The Democratic and Republican bases are now extremely far apart on the hot-button social issues that drive political engagement over the Supreme Court, and both parties are increasingly dependent on their bases for funding. That makes it exceptionally difficult for either party to acquiesce in a nomination their base despises, even if that opposition cannot actually derail the nomination — hence the outrageous accusations and insinuations of being soft on pedophiles and terrorists aimed at Jackson by the likes of Sens. Josh Hawley (R-Mo.) and Lindsay Graham (R-S.C.). If the Senate had a two-vote Republican majority, Romney, Murkowski, and Collins would have come under even fiercer pressure not to break ranks. Now imagine if Justice Clarence Thomas were to die tomorrow. The battle over his replacement could become a dominant issue in the 2022 midterms, and if Republicans prevailed, they could hold his seat open until 2024, or even beyond — the Merrick Garland nomination battle on endless repeat.

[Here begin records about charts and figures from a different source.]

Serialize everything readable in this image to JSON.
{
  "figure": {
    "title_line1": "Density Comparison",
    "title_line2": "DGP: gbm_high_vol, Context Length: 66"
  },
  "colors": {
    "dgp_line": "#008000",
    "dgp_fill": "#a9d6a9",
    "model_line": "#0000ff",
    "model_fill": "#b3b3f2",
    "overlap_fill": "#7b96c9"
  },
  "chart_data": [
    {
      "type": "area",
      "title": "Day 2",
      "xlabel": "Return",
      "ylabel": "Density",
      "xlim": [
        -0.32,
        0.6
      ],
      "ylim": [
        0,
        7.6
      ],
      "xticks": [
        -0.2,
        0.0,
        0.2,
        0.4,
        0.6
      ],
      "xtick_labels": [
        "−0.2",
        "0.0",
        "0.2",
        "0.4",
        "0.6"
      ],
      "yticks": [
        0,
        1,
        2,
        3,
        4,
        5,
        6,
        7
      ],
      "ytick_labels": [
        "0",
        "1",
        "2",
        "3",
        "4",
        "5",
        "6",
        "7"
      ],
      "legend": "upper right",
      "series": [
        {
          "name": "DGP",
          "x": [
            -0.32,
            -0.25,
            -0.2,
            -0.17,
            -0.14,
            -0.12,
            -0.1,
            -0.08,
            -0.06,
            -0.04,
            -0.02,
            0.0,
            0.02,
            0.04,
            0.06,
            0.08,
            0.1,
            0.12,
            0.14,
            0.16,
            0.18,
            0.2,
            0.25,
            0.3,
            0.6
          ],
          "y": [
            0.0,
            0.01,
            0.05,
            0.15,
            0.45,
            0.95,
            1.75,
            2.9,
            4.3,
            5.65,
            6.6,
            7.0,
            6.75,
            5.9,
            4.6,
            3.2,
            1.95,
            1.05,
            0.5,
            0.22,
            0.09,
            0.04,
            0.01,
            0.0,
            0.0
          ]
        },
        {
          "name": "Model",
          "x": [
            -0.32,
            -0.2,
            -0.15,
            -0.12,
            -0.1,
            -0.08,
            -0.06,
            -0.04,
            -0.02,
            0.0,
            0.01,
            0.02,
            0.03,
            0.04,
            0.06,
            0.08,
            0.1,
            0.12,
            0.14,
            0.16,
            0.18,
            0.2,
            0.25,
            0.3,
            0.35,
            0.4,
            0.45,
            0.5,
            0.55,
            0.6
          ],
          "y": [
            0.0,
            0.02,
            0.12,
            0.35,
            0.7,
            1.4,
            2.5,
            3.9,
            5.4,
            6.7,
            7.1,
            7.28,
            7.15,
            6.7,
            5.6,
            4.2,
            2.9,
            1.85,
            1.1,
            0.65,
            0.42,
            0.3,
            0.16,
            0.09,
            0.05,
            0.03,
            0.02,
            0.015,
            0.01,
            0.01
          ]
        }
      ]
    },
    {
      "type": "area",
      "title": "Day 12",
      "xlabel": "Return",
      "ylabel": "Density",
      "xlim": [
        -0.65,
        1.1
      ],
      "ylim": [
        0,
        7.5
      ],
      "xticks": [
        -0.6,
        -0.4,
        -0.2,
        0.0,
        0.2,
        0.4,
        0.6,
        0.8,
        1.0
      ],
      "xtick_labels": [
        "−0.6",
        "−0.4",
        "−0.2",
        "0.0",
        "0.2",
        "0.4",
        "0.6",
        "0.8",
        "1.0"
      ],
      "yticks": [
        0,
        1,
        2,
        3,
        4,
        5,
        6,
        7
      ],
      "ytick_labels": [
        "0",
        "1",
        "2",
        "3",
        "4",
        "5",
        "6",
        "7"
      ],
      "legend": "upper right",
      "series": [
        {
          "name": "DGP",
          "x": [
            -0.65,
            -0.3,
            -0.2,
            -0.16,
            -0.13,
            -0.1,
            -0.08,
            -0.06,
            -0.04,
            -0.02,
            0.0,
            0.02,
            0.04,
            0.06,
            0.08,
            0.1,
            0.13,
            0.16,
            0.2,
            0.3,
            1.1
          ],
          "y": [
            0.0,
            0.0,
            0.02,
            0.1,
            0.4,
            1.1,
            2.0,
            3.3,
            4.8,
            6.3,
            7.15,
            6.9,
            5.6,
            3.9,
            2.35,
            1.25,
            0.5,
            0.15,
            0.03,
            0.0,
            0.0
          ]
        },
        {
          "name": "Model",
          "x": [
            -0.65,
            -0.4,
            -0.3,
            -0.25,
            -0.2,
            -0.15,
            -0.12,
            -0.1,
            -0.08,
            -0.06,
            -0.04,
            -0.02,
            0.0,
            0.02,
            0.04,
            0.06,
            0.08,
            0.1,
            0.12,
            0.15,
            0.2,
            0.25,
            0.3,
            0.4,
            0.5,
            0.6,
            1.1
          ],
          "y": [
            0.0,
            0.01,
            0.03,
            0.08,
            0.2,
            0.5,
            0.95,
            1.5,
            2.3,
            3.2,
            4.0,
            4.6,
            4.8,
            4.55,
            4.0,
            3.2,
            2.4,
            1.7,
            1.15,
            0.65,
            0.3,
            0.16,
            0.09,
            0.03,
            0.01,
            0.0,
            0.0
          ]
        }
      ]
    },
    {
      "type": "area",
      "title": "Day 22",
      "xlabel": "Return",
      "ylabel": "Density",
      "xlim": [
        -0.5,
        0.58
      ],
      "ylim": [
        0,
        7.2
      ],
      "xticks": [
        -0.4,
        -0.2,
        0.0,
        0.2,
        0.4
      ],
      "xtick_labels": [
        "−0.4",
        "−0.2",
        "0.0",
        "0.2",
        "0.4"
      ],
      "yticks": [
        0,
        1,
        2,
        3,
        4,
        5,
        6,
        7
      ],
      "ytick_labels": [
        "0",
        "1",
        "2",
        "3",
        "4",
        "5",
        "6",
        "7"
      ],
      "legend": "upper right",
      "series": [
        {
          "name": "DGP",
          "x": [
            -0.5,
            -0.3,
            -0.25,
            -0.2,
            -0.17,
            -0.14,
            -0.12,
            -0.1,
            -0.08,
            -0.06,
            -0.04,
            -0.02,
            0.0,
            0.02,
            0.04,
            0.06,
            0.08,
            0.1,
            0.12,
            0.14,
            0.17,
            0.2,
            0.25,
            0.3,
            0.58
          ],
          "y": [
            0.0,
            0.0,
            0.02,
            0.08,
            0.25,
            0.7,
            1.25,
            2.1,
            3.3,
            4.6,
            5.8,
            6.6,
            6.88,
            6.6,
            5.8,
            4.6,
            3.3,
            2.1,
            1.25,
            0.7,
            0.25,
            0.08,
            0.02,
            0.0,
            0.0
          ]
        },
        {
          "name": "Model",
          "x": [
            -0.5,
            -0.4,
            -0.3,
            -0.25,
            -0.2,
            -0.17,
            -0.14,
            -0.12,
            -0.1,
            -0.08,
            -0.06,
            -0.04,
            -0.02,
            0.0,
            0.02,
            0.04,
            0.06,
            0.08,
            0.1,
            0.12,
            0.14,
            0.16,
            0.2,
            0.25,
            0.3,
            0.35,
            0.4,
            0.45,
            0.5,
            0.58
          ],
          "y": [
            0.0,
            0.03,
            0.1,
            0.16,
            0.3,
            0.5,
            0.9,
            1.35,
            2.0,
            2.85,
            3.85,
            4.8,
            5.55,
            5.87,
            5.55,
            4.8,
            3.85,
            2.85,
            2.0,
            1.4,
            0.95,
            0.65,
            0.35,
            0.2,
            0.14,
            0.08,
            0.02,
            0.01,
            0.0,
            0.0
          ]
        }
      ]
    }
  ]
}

Ironically, the best prospect for change might be for Republicans to get their way. If the Supreme Court were to overturn Roe v. Wade, for example, a large number of states would quickly enact severe abortion restrictions or outright bans. That might reduce the political salience of the Supreme Court all by itself — but the real change might be in the political salience of state legislative elections, since those elections would become far more consequential in a world where the Supreme Court gave them a freer hand. In red states like Kansas that are rapidly urbanizing, that might mean Republicans start to pay a political price for extreme positions, opening up the prospect of more robust two-party competition, and ultimately end the Republican Senate advantage.

That hope depends, however, on Democratic willingness to fight those battles along the ideological lines that prevail in each individual state. If they prefer to continue the recent trend in both parties toward nationalization, that will play right into Republican hands. In the meantime, so long as they face a greater electoral risk from acquiescence than from opposition, Republicans could make Supreme Court appointments a privilege for Republicans only.